Sinds 1 november 2003 is voor alle ruimtelijke plannen de watertoets verplicht. Het doel van de watertoets is waterbelangen evenwichtig mee te nemen in het planvormingsproces van Rijk, Provincies en gemeenten. Hiermee wordt een veilig, gezond en duurzaam watersysteem nagestreefd. De toets omvat het gehele proces van vroegtijdig informeren, adviseren, afwegen en uiteindelijk beoordelen van de in ruimtelijke plannen voorkomende waterhuishoudkundige aspecten. Voor dit inpassingsplan is op 20 augustus 2019 de digitale watertoets uitgevoerd, zie Bijlage 4. Op basis van deze toets kan de normale watertoetsprocedure worden gevolgd. Dit betekent dat er nader overleg plaats moet vinden met Waterschap Rivierenland. Hierna zijn de resultaten kort behandeld.

Huidig watersysteem

Vanaf de aansluiting met de N831 richting de Molenachterdijk ligt een A-watergang aan de westzijde van de N832 die op de Weigraaf naar de oostzijde overgaat door middel van een duiker. Hierop wateren de percelen aan de oost- en westzijde van de N832 af. Aan de overzijde van de A-watergangen liggen C-watergangen. In het gebied liggen in de oost-west richting B-watergangen die afwateren op de A-watergangen.

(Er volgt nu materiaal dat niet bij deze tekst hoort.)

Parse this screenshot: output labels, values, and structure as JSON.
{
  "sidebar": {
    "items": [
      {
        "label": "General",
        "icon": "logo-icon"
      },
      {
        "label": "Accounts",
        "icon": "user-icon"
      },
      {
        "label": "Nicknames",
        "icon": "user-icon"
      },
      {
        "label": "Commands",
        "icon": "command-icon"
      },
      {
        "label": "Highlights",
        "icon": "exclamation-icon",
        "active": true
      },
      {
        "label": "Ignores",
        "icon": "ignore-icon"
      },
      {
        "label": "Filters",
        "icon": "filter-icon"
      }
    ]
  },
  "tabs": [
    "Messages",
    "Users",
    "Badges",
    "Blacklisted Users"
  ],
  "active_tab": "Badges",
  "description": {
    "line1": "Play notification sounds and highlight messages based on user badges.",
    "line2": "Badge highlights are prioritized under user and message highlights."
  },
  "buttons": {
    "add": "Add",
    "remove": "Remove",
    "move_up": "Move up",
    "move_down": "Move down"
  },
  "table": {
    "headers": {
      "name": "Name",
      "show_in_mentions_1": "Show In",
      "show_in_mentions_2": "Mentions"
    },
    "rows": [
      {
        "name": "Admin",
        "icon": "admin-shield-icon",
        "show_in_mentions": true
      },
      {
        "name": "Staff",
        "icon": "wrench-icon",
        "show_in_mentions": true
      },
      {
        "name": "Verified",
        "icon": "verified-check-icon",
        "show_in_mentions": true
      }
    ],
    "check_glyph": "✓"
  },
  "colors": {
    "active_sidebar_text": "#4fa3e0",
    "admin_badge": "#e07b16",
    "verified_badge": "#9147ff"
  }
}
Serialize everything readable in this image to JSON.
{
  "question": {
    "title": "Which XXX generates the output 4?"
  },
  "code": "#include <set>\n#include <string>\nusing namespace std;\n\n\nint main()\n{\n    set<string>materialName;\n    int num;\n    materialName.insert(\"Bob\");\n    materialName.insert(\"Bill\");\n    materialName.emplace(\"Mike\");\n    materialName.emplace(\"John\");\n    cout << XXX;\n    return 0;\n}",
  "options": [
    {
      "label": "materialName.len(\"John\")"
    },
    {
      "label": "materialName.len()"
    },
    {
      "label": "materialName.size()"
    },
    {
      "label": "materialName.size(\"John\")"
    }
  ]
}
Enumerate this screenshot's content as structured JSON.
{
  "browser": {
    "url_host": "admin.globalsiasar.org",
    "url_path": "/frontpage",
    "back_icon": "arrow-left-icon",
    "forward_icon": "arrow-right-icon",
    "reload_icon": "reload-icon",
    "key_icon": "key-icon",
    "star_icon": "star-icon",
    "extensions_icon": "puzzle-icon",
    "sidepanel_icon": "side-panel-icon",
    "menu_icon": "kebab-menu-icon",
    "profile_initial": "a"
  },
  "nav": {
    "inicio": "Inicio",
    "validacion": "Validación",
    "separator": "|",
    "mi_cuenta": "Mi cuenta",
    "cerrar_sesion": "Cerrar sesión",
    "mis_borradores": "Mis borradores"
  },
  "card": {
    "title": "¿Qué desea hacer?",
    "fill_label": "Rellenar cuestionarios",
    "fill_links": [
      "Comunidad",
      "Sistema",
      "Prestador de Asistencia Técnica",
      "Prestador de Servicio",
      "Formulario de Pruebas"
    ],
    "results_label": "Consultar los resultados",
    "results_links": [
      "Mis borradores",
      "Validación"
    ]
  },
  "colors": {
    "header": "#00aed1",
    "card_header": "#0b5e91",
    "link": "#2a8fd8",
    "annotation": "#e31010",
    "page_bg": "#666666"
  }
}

Tussen de Molenachterdijk en de Uilencotenweg liggen parallel aan de N832 aan weerszijde C-watergangen. Hierop wateren de percelen gelegen ten noorden en zuiden van de N832 af.

Tussen de Uilecotenweg en de kern van Kerkwijk liggen parallel aan de N832 C-watergangen. Hierop wateren de percelen ten oosten en westen van de N832 af.

Toekomstig watersysteem

De aanleg en verbreding van het fietspad heeft tot gevolg dat de bestaande watergangen deels moeten worden verlegd. Hierbij wordt rekening gehouden met de eisen van de Keur. In de Ontwerpnota (Bijlage 9) is dit nader uitgewerkt. Ter plaatse van de A-watergang is de bestaande bestemming Water verschoven conform het ontwerp. C-watergangen zijn, net als in de geldende bestemmingsplannen, toegestaan binnen de bestemming Verkeer.

Waterveiligheid

In het plangebied is geen kern en beschermingszone van een waterkering gelegen.

Grondwater

Het plangebied wordt gekenmerkt door een bepaalde grondwaterstand. De drooglegging van het gebied is hiervoor medebepalend. Drooglegging is de maat waarop het maaiveld, het straatniveau of het bouwpeil boven het oppervlaktewaterpeil ligt. Doorgaans geldt voor het maaiveld een drooglegging van 0,7 meter, voor het straatpeil een drooglegging van 1 meter en voor het bouwpeil een drooglegging van 1,3 meter. Voldoende drooglegging is nodig om grondwateroverlast te voorkomen. In gebieden waar grondwateroverlast bekend is of gebieden met hoge grondwaterstanden adviseert waterschap Rivierenland om hier nader onderzoek naar te doen. Bij hoge rivierwaterstanden kunnen gebieden gelegen nabij de rivieren overlast ondervinden van kwel. Eventuele maatregelen zijn het ophogen van het maaiveld of kruipruimteloos bouwen.

Waterberging

Aanleg van nieuw verhard oppervlak leidt tot versnelde afvoer van hemelwater naar watergangen. Om te voorkomen dat hierdoor wateroverlast ontstaat, is de aanleg van extra waterberging van belang. Zo wordt het verlies van berging in de bodem gecompenseerd. Het waterschap hecht groot belang aan het zoveel mogelijk instandhouden van en compenseren in open water als onderdeel van het watersysteem.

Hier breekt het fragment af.